Quest'ultimo punto in particolare se l'erano meritato. L'avevano cercata l'uno dentro l'altra –Lóreley in Werner e Werner in Lóreley, senza eccezioni– e non trovandola si erano fatti bastare ciò che quel momento aveva potuto offrire a entrambi: un temporale, una calma interiore apparente, un cinema. 

Lór era stata la prima a tornare sulle sue, approfittando della vescica debole per filarsela in bagno. Werner, dal canto suo, non aveva più replicato a suo favore e sdrammatizzando davanti a un trancio di pizza aveva lasciato morire la questione nella maniera più azzardata possibile: ridendo, semplicemente, e ignorando di proposito le sei chiamate di Johanna delle otto.

In macchina lui aveva fumato una sigaretta, la quinta della giornata, e aveva canticchiato The Passenger nel disperato tentativo di riempire il silenzio che era calato nell'abitacolo. Nonostante si fosse sforzato di non darlo a vedere, Werner sembrava essersi pentito della sua confessione, tanto che aveva consumato il drum mal rollato in poco meno di sette boccate; Lór, invece, si era voltata verso il finestrino e tanti bei saluti.

Avere una rivale come Johanna –rivale di cosa, poi?– tra i piedi non ne sarebbe valsa la pena, ma di mollare l'osso proprio non le andava, era una stupida questione di principio. Un'alternativa valida sarebbe potuta essere l'entrata in vigore dell'usucapione su Werner inteso come bene materiale, oppure di lasciare tutto nelle mani del caso e di aspettare a braccia conserte l'evolversi degli eventi. Fatto stava che Werner era riuscito ad entrare nella sua vita a passo di carica e i pro, come anche i contro, poteva considerarli gli uni alla pari degli altri.

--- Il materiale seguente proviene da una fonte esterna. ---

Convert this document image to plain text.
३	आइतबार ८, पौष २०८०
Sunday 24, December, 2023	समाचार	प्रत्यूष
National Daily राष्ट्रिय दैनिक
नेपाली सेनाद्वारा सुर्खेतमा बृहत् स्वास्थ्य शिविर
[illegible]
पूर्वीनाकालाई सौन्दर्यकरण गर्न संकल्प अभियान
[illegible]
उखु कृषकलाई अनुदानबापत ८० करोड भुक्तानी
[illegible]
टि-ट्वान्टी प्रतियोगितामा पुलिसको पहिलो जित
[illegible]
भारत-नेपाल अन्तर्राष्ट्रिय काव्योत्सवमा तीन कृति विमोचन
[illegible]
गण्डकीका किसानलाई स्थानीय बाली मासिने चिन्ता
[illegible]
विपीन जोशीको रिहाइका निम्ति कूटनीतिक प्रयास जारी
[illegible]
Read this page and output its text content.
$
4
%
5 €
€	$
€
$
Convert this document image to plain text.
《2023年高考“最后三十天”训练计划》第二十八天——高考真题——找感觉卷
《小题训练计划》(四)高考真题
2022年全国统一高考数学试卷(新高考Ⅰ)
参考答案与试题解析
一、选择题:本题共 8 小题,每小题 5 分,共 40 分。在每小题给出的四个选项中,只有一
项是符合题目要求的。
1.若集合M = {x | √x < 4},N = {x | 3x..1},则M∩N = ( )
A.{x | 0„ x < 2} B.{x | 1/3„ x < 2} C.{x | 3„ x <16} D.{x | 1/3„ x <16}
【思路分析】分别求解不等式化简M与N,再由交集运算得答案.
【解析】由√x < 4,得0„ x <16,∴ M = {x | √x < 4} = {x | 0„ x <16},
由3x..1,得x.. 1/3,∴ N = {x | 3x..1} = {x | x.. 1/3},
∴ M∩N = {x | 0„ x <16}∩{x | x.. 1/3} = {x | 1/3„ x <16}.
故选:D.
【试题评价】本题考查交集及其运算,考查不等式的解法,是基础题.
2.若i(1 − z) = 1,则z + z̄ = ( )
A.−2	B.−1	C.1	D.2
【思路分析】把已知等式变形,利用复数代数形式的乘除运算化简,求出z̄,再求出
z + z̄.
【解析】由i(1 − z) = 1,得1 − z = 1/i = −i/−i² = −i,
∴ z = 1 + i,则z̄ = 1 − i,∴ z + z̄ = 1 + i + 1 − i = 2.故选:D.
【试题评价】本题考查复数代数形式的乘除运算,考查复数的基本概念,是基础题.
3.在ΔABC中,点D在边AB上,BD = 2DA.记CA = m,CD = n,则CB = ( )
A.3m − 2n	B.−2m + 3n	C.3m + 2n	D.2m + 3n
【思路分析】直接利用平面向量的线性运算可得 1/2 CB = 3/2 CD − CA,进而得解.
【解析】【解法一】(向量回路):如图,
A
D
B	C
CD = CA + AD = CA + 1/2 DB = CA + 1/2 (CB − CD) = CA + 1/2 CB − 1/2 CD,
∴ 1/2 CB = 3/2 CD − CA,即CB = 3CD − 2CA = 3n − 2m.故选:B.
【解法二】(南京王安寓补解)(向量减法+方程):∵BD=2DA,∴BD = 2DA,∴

Era vero, l'Islanda le stava stretta, e non lo aveva detto per scoraggiarlo, anzi, ma di consolidare un rapporto in madrepatria e al contempo pensare di sparire in Francia per il resto dei suoi giorni la faceva stare male. La sua dote la faceva stare male... e in cuor suo sapeva che non sarebbe scomparsa magicamente durante l'imbarco al gate.

Come avrebbe potuto spiegare a suo padre le epistassi improvvise e gli attacchi di panico nel cuore della notte? Con pa', c'ho l'ansia non di certo. In apparenza, quindi, l'idea di abbandonarsi completamente alla casualità le era sembrata la scelta più ovvia, anche a costo di ritrovarsi in un mare pieno di merda. All'effettivo, aveva cominciato a navigarci a vele spiegate dopo che Ían era morto col cranio fracassato dal paraurti di un BMW. Stava perciò a lei continuare a lottare pur di non affondare. Non a sua madre, non a Marcel, non a Ber, non a Testa di cervo.

Nemmeno a Werner, il suo nuovo strumento d'evasione, ma solo e soltanto a lei, come qualcuno aveva ben pensato di scrivere nelle stelle, senza mettere in conto la sua predilezione alle sfighe.

Quando era rientrata ai dormitori, circa un'ora più tardi, Ber l'aveva bloccata sull'uscio della camera e rifilato un terzo grado coi fiocchi, facendo leva proprio sul suo inusualissimo abbigliamento – vedere Dubois con la gonna non era certo una gioia per gli occhi, ma era comunque apprezzabile lo sforzo.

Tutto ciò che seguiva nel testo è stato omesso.